Ниже в лагере есть так называемый квартал холостяков, в который Али запрещает ходить своим детям. Это горькое имя для мужчин, собранных там, ведь многие из них на самом деле не холостяки. Некоторые вдовцы, другим не удалось взять с собой семьи. Им сказали: они приедут к тебе позже, документы есть только у тебя. Сказали: уезжай первым, а все что нужно сделаешь во Франции. Но потом был только хаос, как по эту, так и по ту сторону моря: французская администрация противилась воссоединению семей, алжирское правительство отказывало семьям харки в праве выезда с территории, дома были разграблены мстителями и покидались в спешке, письма возвращались с пометкой «адресат выбыл», и как узнать, куда писать, где скрывается жена, кто из близких ее приютил… На этом участке лагеря то и дело вспыхивают драки, без повода, только чтобы почувствовать, как разбивается кулак о скулы, в надежде, что смутное, но постоянное ощущение кошмара наконец рассеется, стычки без гнева и без радости. Хамид, однако, не слушается приказов отца и любит туда ходить.
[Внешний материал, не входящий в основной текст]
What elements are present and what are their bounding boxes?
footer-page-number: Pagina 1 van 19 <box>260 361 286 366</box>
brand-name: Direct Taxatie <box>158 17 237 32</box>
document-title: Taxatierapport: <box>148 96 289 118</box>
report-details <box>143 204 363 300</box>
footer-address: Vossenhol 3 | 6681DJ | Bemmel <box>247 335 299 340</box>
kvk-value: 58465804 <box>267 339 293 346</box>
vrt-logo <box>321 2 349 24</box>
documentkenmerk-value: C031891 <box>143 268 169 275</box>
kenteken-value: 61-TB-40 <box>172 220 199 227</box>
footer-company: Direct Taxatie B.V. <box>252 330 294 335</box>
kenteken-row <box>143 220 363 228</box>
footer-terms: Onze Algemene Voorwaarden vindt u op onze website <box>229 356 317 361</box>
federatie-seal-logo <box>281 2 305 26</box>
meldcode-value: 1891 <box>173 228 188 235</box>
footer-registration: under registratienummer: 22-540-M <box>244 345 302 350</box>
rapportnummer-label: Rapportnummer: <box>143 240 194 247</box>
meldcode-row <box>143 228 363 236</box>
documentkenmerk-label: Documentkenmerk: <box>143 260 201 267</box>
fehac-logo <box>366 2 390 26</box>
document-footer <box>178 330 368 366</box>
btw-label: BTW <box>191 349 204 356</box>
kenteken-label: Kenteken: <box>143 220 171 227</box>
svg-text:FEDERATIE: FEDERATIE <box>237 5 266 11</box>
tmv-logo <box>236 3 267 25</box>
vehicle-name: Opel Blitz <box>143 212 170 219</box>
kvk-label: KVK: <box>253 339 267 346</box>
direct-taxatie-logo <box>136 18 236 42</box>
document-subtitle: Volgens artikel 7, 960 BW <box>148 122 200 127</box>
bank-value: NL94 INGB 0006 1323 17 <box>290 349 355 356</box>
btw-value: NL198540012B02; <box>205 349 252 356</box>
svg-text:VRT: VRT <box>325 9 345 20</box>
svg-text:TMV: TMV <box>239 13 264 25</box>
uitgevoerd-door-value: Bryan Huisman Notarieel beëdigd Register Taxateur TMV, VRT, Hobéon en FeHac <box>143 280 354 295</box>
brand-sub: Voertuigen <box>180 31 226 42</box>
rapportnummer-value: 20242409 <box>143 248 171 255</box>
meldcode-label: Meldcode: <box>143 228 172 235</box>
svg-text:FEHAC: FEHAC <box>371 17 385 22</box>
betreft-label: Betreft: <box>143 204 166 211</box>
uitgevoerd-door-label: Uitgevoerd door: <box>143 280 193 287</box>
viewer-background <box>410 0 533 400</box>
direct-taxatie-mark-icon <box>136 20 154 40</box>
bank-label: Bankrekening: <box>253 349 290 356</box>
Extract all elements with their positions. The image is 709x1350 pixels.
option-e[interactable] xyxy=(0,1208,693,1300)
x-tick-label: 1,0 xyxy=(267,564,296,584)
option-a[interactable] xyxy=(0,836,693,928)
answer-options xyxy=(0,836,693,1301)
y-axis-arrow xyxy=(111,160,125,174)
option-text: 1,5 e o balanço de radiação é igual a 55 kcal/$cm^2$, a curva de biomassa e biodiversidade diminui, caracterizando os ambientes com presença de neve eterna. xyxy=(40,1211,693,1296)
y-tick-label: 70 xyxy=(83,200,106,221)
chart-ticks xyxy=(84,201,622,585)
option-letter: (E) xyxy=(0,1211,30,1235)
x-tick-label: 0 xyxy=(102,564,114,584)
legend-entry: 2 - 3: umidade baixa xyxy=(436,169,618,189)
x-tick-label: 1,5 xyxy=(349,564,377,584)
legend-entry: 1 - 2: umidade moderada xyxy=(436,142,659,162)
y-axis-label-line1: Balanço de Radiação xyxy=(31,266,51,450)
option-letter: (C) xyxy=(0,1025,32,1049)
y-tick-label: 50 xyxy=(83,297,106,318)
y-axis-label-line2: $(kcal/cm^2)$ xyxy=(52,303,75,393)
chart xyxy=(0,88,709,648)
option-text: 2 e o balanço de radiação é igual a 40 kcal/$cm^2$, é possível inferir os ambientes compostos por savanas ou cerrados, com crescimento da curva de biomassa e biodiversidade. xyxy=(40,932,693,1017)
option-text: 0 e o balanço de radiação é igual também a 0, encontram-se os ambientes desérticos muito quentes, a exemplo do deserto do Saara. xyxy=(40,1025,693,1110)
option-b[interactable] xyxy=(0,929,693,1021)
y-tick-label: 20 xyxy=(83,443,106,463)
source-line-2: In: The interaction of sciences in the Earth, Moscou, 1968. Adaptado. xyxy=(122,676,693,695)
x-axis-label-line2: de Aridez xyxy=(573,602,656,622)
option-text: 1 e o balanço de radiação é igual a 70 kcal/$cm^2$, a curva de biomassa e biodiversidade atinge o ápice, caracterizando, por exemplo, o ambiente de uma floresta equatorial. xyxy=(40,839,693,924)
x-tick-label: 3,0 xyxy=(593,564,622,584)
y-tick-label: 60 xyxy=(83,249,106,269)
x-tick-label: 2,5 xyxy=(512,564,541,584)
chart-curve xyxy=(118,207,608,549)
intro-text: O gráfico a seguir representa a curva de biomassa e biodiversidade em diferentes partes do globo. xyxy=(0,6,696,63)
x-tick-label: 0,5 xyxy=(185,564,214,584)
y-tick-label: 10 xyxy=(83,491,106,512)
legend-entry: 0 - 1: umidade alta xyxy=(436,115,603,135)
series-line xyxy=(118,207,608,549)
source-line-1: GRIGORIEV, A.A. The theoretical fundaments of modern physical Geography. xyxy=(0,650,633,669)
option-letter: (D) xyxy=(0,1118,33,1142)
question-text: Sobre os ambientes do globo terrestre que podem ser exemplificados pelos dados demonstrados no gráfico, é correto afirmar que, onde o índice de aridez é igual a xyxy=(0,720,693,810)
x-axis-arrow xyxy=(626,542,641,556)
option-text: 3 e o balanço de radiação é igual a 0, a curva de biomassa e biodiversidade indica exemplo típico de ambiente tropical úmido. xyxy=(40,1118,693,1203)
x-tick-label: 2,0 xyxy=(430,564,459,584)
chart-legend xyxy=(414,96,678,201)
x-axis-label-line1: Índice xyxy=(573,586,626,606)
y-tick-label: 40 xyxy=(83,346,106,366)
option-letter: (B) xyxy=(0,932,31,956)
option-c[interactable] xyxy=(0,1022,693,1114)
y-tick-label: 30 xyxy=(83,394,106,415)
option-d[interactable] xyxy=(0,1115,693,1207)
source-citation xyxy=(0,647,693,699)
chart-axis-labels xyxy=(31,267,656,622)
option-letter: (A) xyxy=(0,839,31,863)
Он привязался к одному старику, чье лицо напоминает ему лицо с картинки из комиксов, принесенных добровольцами из ассоциации «Католическая помощь», или из Международного экуменического центра, или из Красного Креста — он их не различает, их представители все на одно лицо с их влажными и ласковыми улыбками. Хамид смотрит картинки, и его воображение восполняет диалоги в пузырях, которые он не может прочесть. Индийский факир, помогающий Мэдрейку Волшебнику в одном из выпусков, говорит в точности как старик из квартала холостяков. Печаль звучит в голосе, удерживая его на низких частотах, из самого нутра. И даже если пузырь совсем маленький, Хамид сочиняет целую историю:
— Однажды ночью, говорит старый факир, в мою дверь постучался отряд муджахидов. Я открыл и дал им поесть. Они спросили, есть ли у меня собака, и я сказал, что есть. Придется ее убить, сказали они. Сначала я засмеялся: зачем убивать моего пса? Ты думаешь, он продался Франции? Могу поручиться, что нет. Они объяснили мне, что собаки лают каждый раз, когда проходят их бойцы, и так выдают их французам. Только не мой пес, ответил я, мой дрессированный. Ты что-нибудь слышал, когда вы вошли? Ничегошеньки. Все равно, сказали они, придется его убить. Нельзя, ответил я, я святой человек, моя вера запрещает насилие. Они спросили: ты отшельник? И не успел я ответить, как оттолкнули тарелки, сказав, что, мол, жалеют, что преломили со мной хлеб. Я думал, они уйдут, но они дали мне палку и сказали: бей. Я ответил: нет. Они рассердились. Говорят: собака или ты. Мне надо было сказать, мол, я. Не знаю, о чем я думал. Думал, наверно, что все само собой уладится. Знай я, что жизнь после — это лагерь, что завтра могила, сказал бы: бейте, разбейте мою голову, братья, и дайте мне умереть здесь, на моей земле, в моей зауйя [44], рядом с моим шейхом. Я испугался, я был трусом, я ударил пса. С ума сойти, до чего они живучие, псы, он не хотел умирать, крепко держался за жизнь. И ревел, как любое другое животное, когда страдает, когда умирает, выл, как стая сов, и я видел по его добрым собачьим глазам, что он не понимает, почему я это делаю. Под конец, видя, что дело слишком затянулось, они перерезали ему горло. И сказали: в следующий раз слушайся сразу, или конец придет тебе.